По выражению лица Вадима вижу, что не ожидал он этого вопроса. Глаза его беспокойно забегали.

— А почему ты это спрашиваешь?

— Ну, во-первых, потому, что ты поступил не совсем красиво от отношению к Вере. Во-вторых, во-вторых, как мне кажется, ты не так счастлив, как хочешь показать. И совсем не любишь свою новую жену, а жить без любви пошло.

— Ты всегда что-нибудь придумываешь. Это в тебе твои поэтические замашки говорят. И тебе нужно было не адвокатом, а прокурором работать. И Вера здесь совершенно ни при чем. Это же могло случиться с любым человеком.

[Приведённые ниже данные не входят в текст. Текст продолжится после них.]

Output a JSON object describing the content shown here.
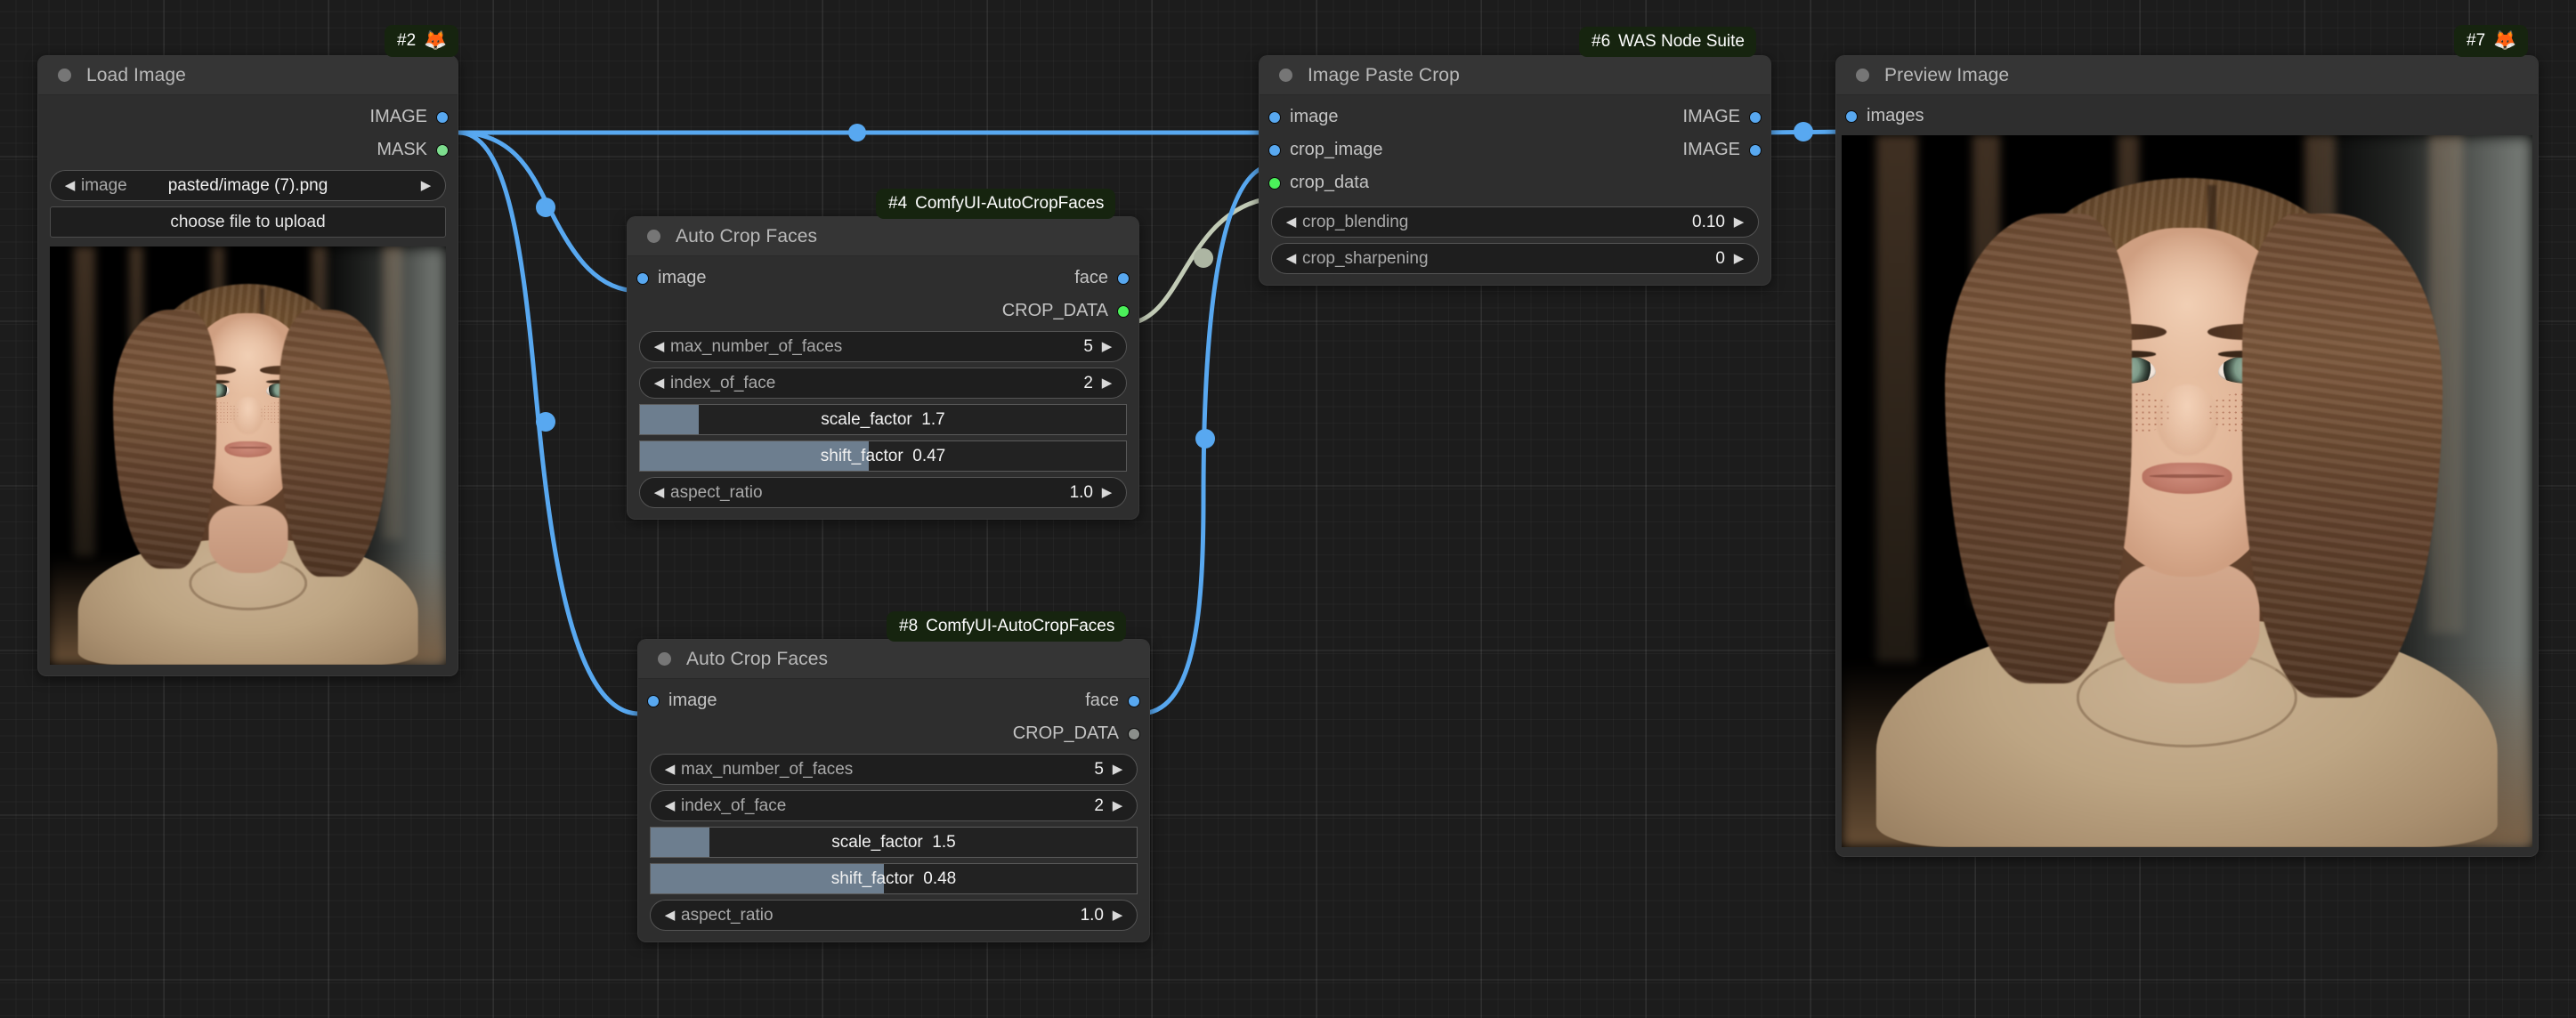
{
  "canvas": {
    "background_color": "#1c1c1c",
    "grid_color": "#2a2a2a"
  },
  "colors": {
    "node_body": "#2e2e2e",
    "node_title": "#353535",
    "badge_bg": "#16240f",
    "wire_image": "#58a8f0",
    "wire_crop_data": "#c2cbb6",
    "slot_image": "#58a8f0",
    "slot_mask": "#7ddd8e",
    "slot_crop_data": "#4bf05a",
    "slot_unconnected": "#8b8f8b",
    "slider_fill": "#6d7e8f"
  },
  "nodes": [
    {
      "id": "load-image",
      "badge": {
        "number": "#2",
        "icon": "fox-icon"
      },
      "title": "Load Image",
      "outputs": [
        {
          "name": "IMAGE",
          "type": "image"
        },
        {
          "name": "MASK",
          "type": "mask"
        }
      ],
      "widgets": [
        {
          "kind": "combo",
          "name": "image",
          "value": "pasted/image (7).png"
        },
        {
          "kind": "button",
          "label": "choose file to upload"
        }
      ]
    },
    {
      "id": "auto-crop-faces-4",
      "badge": {
        "number": "#4",
        "text": "ComfyUI-AutoCropFaces"
      },
      "title": "Auto Crop Faces",
      "inputs": [
        {
          "name": "image",
          "type": "image"
        }
      ],
      "outputs": [
        {
          "name": "face",
          "type": "image"
        },
        {
          "name": "CROP_DATA",
          "type": "crop_data"
        }
      ],
      "widgets": [
        {
          "kind": "combo",
          "name": "max_number_of_faces",
          "value": "5"
        },
        {
          "kind": "combo",
          "name": "index_of_face",
          "value": "2"
        },
        {
          "kind": "slider",
          "name": "scale_factor",
          "value": "1.7",
          "fill_percent": 12
        },
        {
          "kind": "slider",
          "name": "shift_factor",
          "value": "0.47",
          "fill_percent": 47
        },
        {
          "kind": "combo",
          "name": "aspect_ratio",
          "value": "1.0"
        }
      ]
    },
    {
      "id": "auto-crop-faces-8",
      "badge": {
        "number": "#8",
        "text": "ComfyUI-AutoCropFaces"
      },
      "title": "Auto Crop Faces",
      "inputs": [
        {
          "name": "image",
          "type": "image"
        }
      ],
      "outputs": [
        {
          "name": "face",
          "type": "image"
        },
        {
          "name": "CROP_DATA",
          "type": "unconnected"
        }
      ],
      "widgets": [
        {
          "kind": "combo",
          "name": "max_number_of_faces",
          "value": "5"
        },
        {
          "kind": "combo",
          "name": "index_of_face",
          "value": "2"
        },
        {
          "kind": "slider",
          "name": "scale_factor",
          "value": "1.5",
          "fill_percent": 12
        },
        {
          "kind": "slider",
          "name": "shift_factor",
          "value": "0.48",
          "fill_percent": 48
        },
        {
          "kind": "combo",
          "name": "aspect_ratio",
          "value": "1.0"
        }
      ]
    },
    {
      "id": "image-paste-crop",
      "badge": {
        "number": "#6",
        "text": "WAS Node Suite"
      },
      "title": "Image Paste Crop",
      "inputs": [
        {
          "name": "image",
          "type": "image"
        },
        {
          "name": "crop_image",
          "type": "image"
        },
        {
          "name": "crop_data",
          "type": "crop_data"
        }
      ],
      "outputs": [
        {
          "name": "IMAGE",
          "type": "image"
        },
        {
          "name": "IMAGE",
          "type": "image"
        }
      ],
      "widgets": [
        {
          "kind": "combo",
          "name": "crop_blending",
          "value": "0.10"
        },
        {
          "kind": "combo",
          "name": "crop_sharpening",
          "value": "0"
        }
      ]
    },
    {
      "id": "preview-image",
      "badge": {
        "number": "#7",
        "icon": "fox-icon"
      },
      "title": "Preview Image",
      "inputs": [
        {
          "name": "images",
          "type": "image"
        }
      ]
    }
  ],
  "icons": {
    "fox": "🦊",
    "arrow_left": "◀",
    "arrow_right": "▶"
  }
}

Просто я ее не люблю.

— А почему же тогда ты с ней жил столько лет? Выходит, все это время обманывал ее?

— Не все так просто, как ты полагаешь. Никто ее не обманывал. Она сама давно догадывалась, что я ее не люблю.

— Я что-то не замечал, когда бывал у вас, да и ты ни разу не заикался мне об этом, хотя мы и были с тобой откровенны.

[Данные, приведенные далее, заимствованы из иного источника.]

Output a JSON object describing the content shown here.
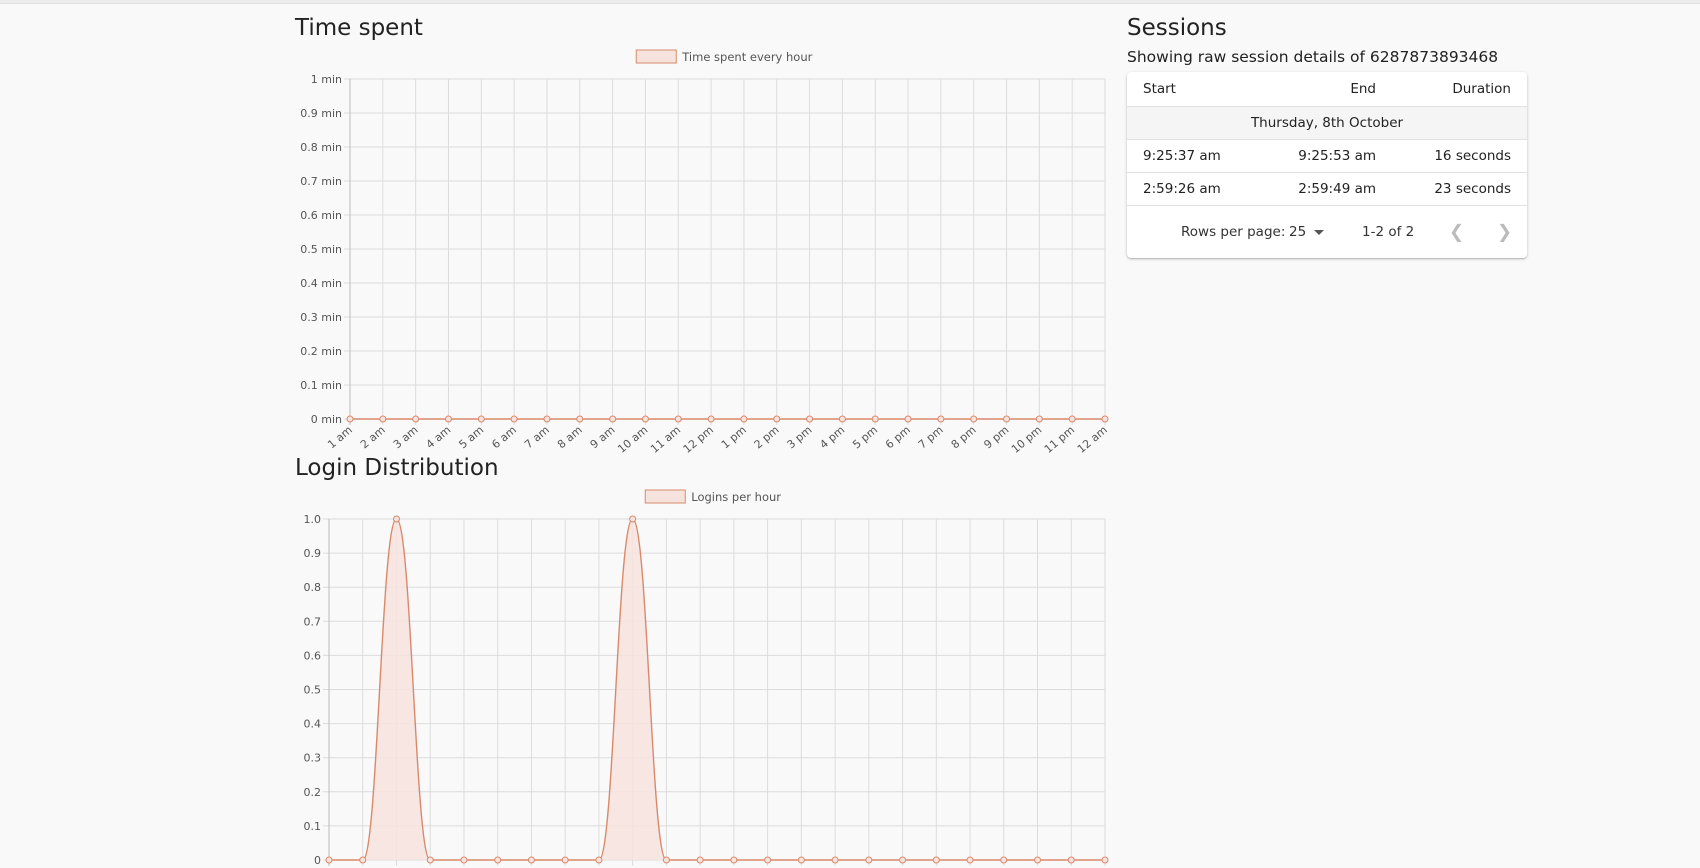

— Мне просто неприятно было вмешивать тебя в наши семейные дела.

— Может быть, пока она переписывала твою диссертацию, растила сына, работала на тебя, как каторжная, давала тебе полную свободу, тебя это устраивало?

— Старик, перестань.

— Нет, ты уж дослушай и не перебивай меня. Ты стал кандидатом, и она вроде не подходит, а тут подвернулась генеральская дочка, с машиной, дачей.

— Заткнись…

— Что, не нравится правда?

— Да, да, мне надоела комната на Арбате в виде вытянутой кишки, соседи, теснота, грязь. В конце концов я тоже хочу пожить, а Нину не трожь, она меня любит.

— А Вера разве не любит?

— Хватит об этом, а то поссоримся по-настоящему, — и он натянуто улыбнулся.

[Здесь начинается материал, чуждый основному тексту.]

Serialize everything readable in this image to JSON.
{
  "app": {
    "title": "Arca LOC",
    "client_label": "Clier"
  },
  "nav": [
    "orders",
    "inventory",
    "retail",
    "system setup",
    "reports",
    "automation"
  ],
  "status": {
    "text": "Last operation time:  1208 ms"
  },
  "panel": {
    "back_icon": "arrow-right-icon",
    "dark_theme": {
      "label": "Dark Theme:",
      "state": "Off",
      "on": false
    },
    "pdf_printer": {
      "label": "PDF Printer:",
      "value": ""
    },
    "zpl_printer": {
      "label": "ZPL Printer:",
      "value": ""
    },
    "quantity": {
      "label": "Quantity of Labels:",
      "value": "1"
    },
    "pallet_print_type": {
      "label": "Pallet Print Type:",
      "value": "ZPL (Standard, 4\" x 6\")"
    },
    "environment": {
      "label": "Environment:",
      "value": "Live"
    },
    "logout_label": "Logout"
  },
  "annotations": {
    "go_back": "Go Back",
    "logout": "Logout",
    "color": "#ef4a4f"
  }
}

Но меня уже было трудно остановить, и я задаю ему последний вопрос:

— Скажи, а не придется ли мне лет через пять защищать Андрея в суде?

Я заметил, как он отшатнулся от меня.

— Ты все преувеличиваешь. Я же даю ей шестьдесят рублей и раз в неделю прихожу к сыну.

— Все ясно. У суда вопросов больше нет.

— Заходи как-нибудь, — говорит он на прощание. — Нина будет рада, ты ей понравился.

Я смотрю, как он уверенно скрывается в подъезде, словно не сомневается, что поступает правильно. Больше я не видел Вадима, не приходил и он ко мне. Зато я часто вижу его сына и Веру. С Андрюшкой мы по-прежнему дружим. Мы ходим с ним по улице и, как старые друзья, обсуждаем важные проблемы: почему проиграла сборная по футболу и можно ли переловить всех преступников. Только мне грустно смотреть на него. Мы оба что-то потеряли: он — отца, я — друга. У нас с ним есть молчаливый уговор, мы не разговариваем о Вадиме. Разве что он не удержится и скажет: «Вчера был отец» — и все.

С его матерью у меня все сложнее. Когда я встречаю ее на улице, то стараюсь не попадаться на глаза и перехожу на другую сторону. Мне все еще стыдно за Вадима. Она держится молодцом. Посещения Вадима ее ранят, но она не показывает и вида, что ей больно. Официально он приходит к сыну, и ему никто не имеет права запретить это делать, а для нее каждый его визит мучителен. И я почему-то всякий раз вспоминаю о ней и об Андрюшке, стоит мне на дежурстве столкнуться с разводным делом.

Адвокат права на глупость не имеет, как выразился Валентин Антонович. Я же делаю слишком много глупостей. Еще неизвестно, как кончится дело Вражина, а уже вся консультация знает о нем. Я так перепугался, что решил еще раз сходить в суд и посмотреть дело.